“Amerikan ulusu dehşet ve ardından da panik duygusuyla uyandı. Bütün gazetelerde, televizyonlarda ve radyolarda Washington Anıtı'nın nasıl yok edildiği anlatıyordu. Dünyanın her köşesindeki büyük kanalların haber muhabirleri ve kameralar, bu muazzam yıkımı göstermekteydi. Geniş bomba çukuru ve garip bir biçimde bükülerek kısmen iskelete dönmüş basamaklar televizyon kanallarında durmadan yayınlanmaktaydı. Kararmış molozlar büyük parçalar halinde Kongre Binası'nın arazisine dağılmıştı. Bir zamanlar bembeyaz olan Kongre Binası'nın kubbesi, yağmurun da yardımıyla devasa bir örümcek ağına benzeyen ve aşağı akan uzun, siyah çizgilerle kaplıydı. Büyük binaların kırık camları siyah plastik poşetlerle kaplanmış, binalar devasa bir dama tahtası görünümüne bürünmüştü.”
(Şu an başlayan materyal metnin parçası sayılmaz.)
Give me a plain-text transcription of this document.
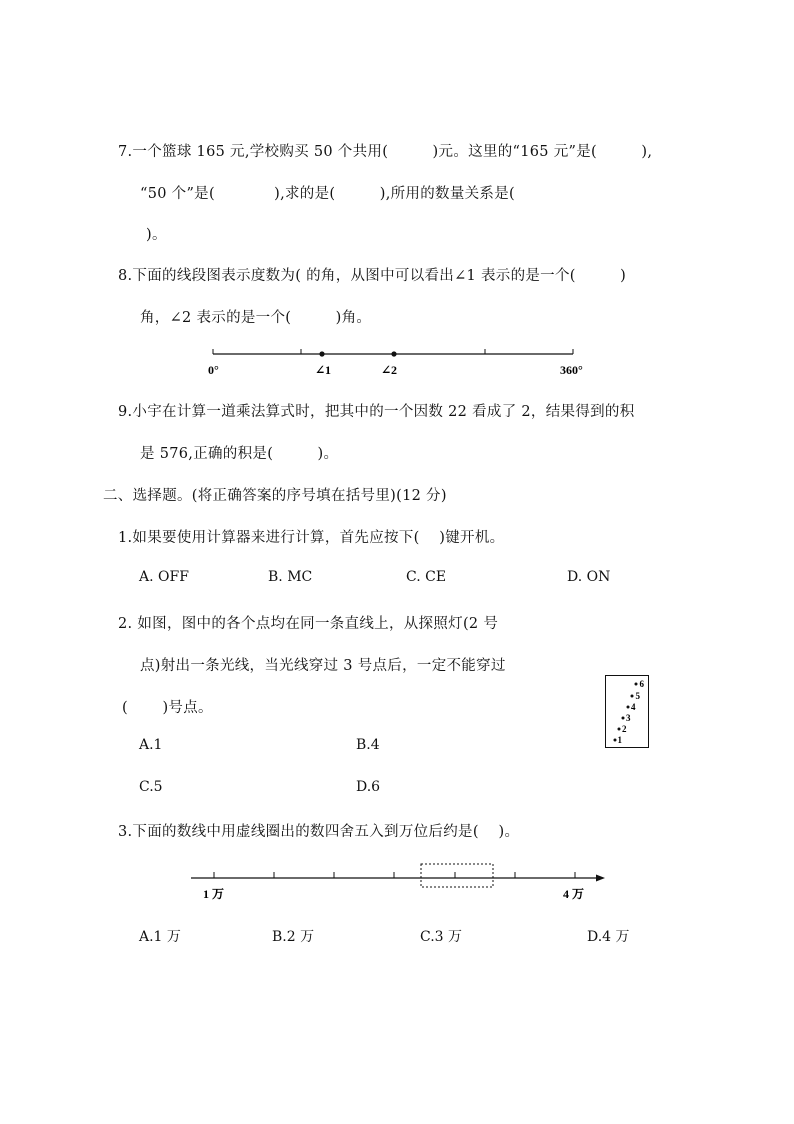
7.一个篮球 165 元,学校购买 50 个共用(　　　)元。这里的“165 元”是(　　　),
“50 个”是(　　　　),求的是(　　　),所用的数量关系是(
)。
8.下面的线段图表示度数为( 的角，从图中可以看出∠1 表示的是一个(　　　)
角，∠2 表示的是一个(　　　)角。
0°	∠1	∠2	360°
9.小宇在计算一道乘法算式时，把其中的一个因数 22 看成了 2，结果得到的积
是 576,正确的积是(　　　)。
二、选择题。(将正确答案的序号填在括号里)(12 分)
1.如果要使用计算器来进行计算，首先应按下(　 )键开机。
A. OFF	B. MC	C. CE	D. ON
2. 如图，图中的各个点均在同一条直线上，从探照灯(2 号
点)射出一条光线，当光线穿过 3 号点后，一定不能穿过
(　　 )号点。
A.1	B.4
C.5	D.6
1
2
3
4
5
6
3.下面的数线中用虚线圈出的数四舍五入到万位后约是(　 )。
1 万	4 万
A.1 万	B.2 万	C.3 万	D.4 万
Yahudi asıllı Amerikalı bir Papa, genç ve tecrübesiz bir Cizvit papazı, tek çocuğunu uyuşturucu yüzünden kaybetmiş, Silahlı Hizmetler Komitesi başkanı olan Amerikalı bir senatör, Cizvit papazının dayısı olan Sicilyalı acımasız bir Mafya lideri, alkol ve uyuşturucu sorunu olan Kolombiyalı bir lobici … Bir araya gelmeleri neredeyse imkansız olan bu kişiler, insanlığın en büyük belası olan uyuşturucu sorununu çözmek için birlikte hareket etmeye karar vermişlerdi. Girdikleri bu tehlikeli yolda umulmadık kişi ve kurumlarla stratejik ortaklık yapmaktan başka çareleri olmayan bu insanların, mücadelelerini başarıya ulaştırmak için kendilerini ve ailelerini tehlikeye atmaktan başka çareleri yoktu. Uyuşturucuya karşı verecekleri savaşta Amerikan başkanı, DEA, FBI, CIA, NSA, Sicilya Mafyası, Amerikan Mafyası, Japon suç örgütü Yakuza, Kolombiya kartelleri, Rus Mafyası, Triad ve Tong örgütleri ve radikal Arap teröristlerle karşı karşıya kalacaklardı ve verecekleri bu mücadeleyi kazanabilmek için usta bir satranççı gibi hareket etmek zorundaydılar.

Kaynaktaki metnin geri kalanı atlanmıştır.